TIMES HAVE CHANGED. LA IS READY FOR SOME FOOTBALL.By Arash Markazi
Los Angeles is more than capable of supporting an NFL team or two. Anyone who says otherwise by citing the city's loss of two NFL teams in 1994 is failing to understand how and why those teams left.
There is a litany of reasons why looking at the Raiders' and Rams' attendance figures in the early 1990s is a false barometer of how much interest Los Angeles has in the NFL. Let's first begin by pointing out how much more popular the NFL is now than it was in 1994, the last year the city had an NFL team. Back then things like fantasy football and NFL Sunday Ticket, which have helped grow the NFL into the most profitable and popular sports league in the country, were in their infancy.
Back in 1994, the Raiders and Rams were two mediocre teams playing in mediocre facilities. Not only was the product on the field subpar but Los Angeles football fans were afraid to go to the Coliseum and Anaheim Stadium was too long of a drive to make to watch a bad team. After failing to improve their facilities and their teams, it wasn't hard to understand why the Raiders and Rams left. It also isn't hard to understand how a team could come back now and be successful in a brand new state-of-the-art stadium.
There is no question Los Angeles football fans would easily sell out a 68,000-seat Farmers Field on NFL Sundays and support their team. Of course, at some point the team in question would have to win some games and become a contender but there are more than enough football fans in Los Angeles to fill up a 68,000-seat stadium for 10 days out of the year even if they aren't contending for the Super Bowl initially.
NFL IN LA: RIGHT IDEA AT THE WRONG TIMEBy Ramona Shelburne
As much as I think Los Angeles wants and needs the NFL, there might not be a worse time politically and financially for this to finally be happening.
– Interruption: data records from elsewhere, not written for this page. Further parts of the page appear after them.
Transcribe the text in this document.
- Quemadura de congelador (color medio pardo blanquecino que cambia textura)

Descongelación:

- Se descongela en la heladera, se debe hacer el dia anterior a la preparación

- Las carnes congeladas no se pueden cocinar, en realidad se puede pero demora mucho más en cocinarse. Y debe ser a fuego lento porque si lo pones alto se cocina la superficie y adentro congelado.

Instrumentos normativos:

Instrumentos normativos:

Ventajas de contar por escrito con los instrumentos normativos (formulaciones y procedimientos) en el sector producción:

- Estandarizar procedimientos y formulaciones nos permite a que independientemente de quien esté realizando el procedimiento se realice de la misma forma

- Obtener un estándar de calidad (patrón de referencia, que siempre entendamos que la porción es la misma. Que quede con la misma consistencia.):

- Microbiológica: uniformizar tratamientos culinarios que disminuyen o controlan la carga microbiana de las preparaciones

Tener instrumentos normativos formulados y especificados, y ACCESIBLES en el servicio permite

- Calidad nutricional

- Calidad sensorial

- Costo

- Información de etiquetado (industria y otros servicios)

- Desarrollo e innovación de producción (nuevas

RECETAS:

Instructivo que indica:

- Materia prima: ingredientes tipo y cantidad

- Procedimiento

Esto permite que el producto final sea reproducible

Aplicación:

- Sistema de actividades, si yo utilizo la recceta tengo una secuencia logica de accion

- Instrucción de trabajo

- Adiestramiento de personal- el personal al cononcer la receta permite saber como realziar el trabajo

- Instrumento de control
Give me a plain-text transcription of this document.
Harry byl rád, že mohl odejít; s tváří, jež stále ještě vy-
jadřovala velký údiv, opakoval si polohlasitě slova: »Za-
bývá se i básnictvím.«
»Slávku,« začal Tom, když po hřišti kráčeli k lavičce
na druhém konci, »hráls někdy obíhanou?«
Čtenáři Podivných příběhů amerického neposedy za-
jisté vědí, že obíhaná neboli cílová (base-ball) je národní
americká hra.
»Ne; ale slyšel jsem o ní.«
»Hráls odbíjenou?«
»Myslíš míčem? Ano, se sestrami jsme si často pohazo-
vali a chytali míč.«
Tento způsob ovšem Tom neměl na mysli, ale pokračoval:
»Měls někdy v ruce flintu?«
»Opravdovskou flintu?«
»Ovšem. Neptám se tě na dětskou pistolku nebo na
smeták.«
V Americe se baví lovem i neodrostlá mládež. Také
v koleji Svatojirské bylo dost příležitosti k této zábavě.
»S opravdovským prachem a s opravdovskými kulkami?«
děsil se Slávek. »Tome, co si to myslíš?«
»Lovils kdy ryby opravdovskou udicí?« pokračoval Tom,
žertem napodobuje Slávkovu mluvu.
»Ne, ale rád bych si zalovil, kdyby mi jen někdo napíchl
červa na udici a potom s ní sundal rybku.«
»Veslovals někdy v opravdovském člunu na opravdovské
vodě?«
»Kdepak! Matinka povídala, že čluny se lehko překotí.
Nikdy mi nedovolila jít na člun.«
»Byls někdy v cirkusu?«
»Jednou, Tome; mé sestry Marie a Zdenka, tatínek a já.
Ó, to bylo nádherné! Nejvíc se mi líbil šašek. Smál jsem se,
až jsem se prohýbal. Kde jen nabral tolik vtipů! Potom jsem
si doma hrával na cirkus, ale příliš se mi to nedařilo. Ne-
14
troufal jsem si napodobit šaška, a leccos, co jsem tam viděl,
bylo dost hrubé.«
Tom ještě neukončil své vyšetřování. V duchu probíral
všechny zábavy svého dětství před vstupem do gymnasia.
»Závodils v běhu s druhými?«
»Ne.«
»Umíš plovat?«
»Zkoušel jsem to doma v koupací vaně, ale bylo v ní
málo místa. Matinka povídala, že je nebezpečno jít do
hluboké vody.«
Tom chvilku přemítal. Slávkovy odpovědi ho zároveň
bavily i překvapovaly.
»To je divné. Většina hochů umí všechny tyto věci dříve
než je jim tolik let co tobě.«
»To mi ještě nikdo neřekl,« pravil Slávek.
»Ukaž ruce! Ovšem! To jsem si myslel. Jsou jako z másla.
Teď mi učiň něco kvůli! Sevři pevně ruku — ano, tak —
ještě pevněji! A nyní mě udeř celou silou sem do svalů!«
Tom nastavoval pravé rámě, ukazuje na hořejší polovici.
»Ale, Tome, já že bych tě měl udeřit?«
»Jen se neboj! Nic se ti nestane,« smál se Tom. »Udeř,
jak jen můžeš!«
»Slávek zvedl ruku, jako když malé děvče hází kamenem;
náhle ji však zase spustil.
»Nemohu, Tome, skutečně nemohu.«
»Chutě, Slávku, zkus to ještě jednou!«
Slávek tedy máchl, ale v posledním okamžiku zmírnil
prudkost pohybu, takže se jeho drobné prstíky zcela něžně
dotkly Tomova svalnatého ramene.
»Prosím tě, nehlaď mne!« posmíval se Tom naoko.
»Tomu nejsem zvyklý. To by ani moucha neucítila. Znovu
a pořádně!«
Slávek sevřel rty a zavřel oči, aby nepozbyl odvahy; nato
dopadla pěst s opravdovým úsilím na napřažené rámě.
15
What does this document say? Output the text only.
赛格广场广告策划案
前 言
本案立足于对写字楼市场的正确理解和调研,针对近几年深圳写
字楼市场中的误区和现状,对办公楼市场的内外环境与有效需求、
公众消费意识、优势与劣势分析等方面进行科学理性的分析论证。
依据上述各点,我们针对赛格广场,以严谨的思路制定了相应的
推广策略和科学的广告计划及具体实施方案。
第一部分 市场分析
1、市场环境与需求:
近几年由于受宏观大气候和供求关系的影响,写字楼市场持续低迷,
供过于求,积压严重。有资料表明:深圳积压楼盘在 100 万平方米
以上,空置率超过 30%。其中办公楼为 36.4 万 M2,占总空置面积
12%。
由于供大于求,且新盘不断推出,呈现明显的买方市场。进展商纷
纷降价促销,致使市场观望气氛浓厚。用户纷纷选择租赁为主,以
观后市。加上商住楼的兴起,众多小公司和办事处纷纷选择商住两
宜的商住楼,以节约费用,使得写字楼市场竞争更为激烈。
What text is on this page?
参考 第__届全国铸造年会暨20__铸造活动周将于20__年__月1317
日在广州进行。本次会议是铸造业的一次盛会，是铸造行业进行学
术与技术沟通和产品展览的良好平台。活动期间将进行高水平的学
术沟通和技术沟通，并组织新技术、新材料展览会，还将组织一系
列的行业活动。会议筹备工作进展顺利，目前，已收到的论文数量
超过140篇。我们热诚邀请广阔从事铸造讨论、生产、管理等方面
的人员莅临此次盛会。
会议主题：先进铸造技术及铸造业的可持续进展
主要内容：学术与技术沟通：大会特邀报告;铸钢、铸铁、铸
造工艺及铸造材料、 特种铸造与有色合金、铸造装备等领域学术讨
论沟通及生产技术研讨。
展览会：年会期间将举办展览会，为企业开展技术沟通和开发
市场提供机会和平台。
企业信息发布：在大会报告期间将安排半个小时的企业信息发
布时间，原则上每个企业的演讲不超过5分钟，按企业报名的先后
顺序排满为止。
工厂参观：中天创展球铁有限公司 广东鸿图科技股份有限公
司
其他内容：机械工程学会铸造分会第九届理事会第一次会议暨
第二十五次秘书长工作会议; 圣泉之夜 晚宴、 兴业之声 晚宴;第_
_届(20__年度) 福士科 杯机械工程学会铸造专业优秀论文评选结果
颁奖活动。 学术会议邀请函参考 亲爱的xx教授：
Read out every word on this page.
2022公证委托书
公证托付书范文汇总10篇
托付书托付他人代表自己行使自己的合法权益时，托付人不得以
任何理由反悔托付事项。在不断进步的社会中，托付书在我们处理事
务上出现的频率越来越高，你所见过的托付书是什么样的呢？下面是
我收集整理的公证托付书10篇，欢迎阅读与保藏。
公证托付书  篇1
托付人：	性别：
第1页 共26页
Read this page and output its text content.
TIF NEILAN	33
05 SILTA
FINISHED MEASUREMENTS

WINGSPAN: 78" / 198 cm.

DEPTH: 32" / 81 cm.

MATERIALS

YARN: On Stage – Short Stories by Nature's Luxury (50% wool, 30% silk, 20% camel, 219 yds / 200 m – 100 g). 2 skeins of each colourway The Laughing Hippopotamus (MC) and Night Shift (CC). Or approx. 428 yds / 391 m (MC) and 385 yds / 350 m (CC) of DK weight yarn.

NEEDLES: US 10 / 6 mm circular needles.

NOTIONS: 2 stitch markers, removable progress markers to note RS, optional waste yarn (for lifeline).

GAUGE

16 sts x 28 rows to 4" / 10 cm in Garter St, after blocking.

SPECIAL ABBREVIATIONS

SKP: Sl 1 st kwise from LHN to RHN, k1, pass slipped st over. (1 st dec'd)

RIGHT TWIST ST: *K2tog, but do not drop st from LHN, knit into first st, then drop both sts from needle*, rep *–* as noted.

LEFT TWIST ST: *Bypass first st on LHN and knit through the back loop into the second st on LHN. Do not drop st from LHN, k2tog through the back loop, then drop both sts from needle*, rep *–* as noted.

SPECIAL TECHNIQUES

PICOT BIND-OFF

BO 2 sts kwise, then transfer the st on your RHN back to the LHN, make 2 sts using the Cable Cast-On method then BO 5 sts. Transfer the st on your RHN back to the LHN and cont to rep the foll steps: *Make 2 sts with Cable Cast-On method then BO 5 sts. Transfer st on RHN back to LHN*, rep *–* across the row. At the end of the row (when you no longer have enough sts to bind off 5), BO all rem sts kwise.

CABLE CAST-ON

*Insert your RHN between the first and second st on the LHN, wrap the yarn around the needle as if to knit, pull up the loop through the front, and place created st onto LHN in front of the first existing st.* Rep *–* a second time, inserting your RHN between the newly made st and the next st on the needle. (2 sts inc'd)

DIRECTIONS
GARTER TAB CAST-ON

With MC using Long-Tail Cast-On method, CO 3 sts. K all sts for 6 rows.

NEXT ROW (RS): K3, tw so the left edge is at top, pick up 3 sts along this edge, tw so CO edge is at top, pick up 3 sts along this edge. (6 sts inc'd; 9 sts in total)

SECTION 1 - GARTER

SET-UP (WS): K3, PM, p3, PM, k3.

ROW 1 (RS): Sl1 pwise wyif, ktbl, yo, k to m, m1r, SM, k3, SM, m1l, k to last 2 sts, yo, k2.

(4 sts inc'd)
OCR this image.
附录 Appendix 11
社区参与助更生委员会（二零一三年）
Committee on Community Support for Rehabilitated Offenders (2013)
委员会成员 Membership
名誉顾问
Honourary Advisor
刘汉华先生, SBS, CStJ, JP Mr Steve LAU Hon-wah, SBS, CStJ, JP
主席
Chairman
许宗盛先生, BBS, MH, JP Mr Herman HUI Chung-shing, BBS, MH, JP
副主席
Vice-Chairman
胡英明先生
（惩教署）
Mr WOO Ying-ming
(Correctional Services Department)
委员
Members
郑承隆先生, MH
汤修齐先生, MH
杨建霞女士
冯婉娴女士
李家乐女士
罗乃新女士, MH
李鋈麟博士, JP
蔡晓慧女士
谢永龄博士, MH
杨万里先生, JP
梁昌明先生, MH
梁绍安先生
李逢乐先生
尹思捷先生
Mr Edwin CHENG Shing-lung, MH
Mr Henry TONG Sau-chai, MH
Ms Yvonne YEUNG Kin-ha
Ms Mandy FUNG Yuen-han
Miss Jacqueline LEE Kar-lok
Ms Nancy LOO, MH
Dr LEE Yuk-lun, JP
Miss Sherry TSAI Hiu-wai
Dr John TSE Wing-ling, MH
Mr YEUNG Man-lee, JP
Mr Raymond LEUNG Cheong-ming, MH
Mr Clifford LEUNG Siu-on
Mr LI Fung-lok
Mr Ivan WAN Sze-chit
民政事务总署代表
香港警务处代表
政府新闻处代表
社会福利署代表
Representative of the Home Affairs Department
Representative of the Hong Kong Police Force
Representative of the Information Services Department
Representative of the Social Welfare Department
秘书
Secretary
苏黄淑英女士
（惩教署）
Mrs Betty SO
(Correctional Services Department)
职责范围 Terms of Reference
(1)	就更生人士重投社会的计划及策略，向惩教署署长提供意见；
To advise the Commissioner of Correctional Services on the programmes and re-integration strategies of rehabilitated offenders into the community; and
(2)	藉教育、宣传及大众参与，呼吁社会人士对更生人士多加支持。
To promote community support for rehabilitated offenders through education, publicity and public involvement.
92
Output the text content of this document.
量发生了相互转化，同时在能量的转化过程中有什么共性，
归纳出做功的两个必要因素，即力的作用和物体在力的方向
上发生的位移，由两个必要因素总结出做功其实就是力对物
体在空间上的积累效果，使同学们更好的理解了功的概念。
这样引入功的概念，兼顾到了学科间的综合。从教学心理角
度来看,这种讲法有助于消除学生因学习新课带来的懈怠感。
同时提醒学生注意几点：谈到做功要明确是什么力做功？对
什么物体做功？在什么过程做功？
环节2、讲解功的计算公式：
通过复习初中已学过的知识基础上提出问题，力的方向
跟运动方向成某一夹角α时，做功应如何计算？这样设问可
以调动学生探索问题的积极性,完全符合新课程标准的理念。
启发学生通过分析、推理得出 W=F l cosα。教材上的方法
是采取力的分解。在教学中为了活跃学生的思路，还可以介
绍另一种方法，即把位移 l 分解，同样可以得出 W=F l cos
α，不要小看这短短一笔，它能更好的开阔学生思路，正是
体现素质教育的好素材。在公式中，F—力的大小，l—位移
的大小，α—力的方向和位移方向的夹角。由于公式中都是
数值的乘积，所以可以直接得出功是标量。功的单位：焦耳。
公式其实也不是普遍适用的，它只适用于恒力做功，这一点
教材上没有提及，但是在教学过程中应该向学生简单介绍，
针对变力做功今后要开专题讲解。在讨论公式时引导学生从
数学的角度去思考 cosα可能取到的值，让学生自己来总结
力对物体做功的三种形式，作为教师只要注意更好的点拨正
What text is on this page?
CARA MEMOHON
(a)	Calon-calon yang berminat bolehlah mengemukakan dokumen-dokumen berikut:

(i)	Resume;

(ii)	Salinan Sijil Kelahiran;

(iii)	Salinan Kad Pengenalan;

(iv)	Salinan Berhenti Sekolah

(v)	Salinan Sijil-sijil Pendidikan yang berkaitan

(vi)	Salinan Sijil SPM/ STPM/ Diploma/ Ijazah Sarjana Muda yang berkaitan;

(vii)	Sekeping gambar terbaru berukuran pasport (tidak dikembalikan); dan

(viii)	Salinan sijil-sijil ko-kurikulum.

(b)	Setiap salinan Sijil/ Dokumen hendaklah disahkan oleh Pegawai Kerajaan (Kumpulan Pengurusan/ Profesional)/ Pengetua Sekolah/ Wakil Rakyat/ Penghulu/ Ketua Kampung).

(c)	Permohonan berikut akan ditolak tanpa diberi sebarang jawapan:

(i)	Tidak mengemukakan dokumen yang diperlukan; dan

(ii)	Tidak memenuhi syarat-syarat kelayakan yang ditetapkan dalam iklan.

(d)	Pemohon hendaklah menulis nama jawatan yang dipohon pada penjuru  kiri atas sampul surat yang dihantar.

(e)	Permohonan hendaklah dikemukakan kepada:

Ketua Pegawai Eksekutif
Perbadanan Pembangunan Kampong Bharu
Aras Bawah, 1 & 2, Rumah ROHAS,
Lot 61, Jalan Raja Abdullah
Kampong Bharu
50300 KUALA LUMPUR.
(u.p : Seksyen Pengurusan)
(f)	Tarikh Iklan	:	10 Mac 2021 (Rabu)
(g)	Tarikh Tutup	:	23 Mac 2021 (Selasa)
Too many people have let us down in the last few years. Too many people are unemployed or underemployed. Our state can barely meet its financial obligations, and our city leaders have to scramble every quarter for ways of meeting our civic obligations.
If you believe in deficit spending at all -- basically, spending money to make money -- all of these are actually reasons to pursue the NFL. Deep down, I think our politicians know this. Deep down, I think we all know this. But knowing something is a good idea and actually taking that risk are two different things. It's going to take guts to move this project along, at the pace AEG, the NFL or Ed Roski's group need it to move. I hope we have the stomach for it, but I worry we do not.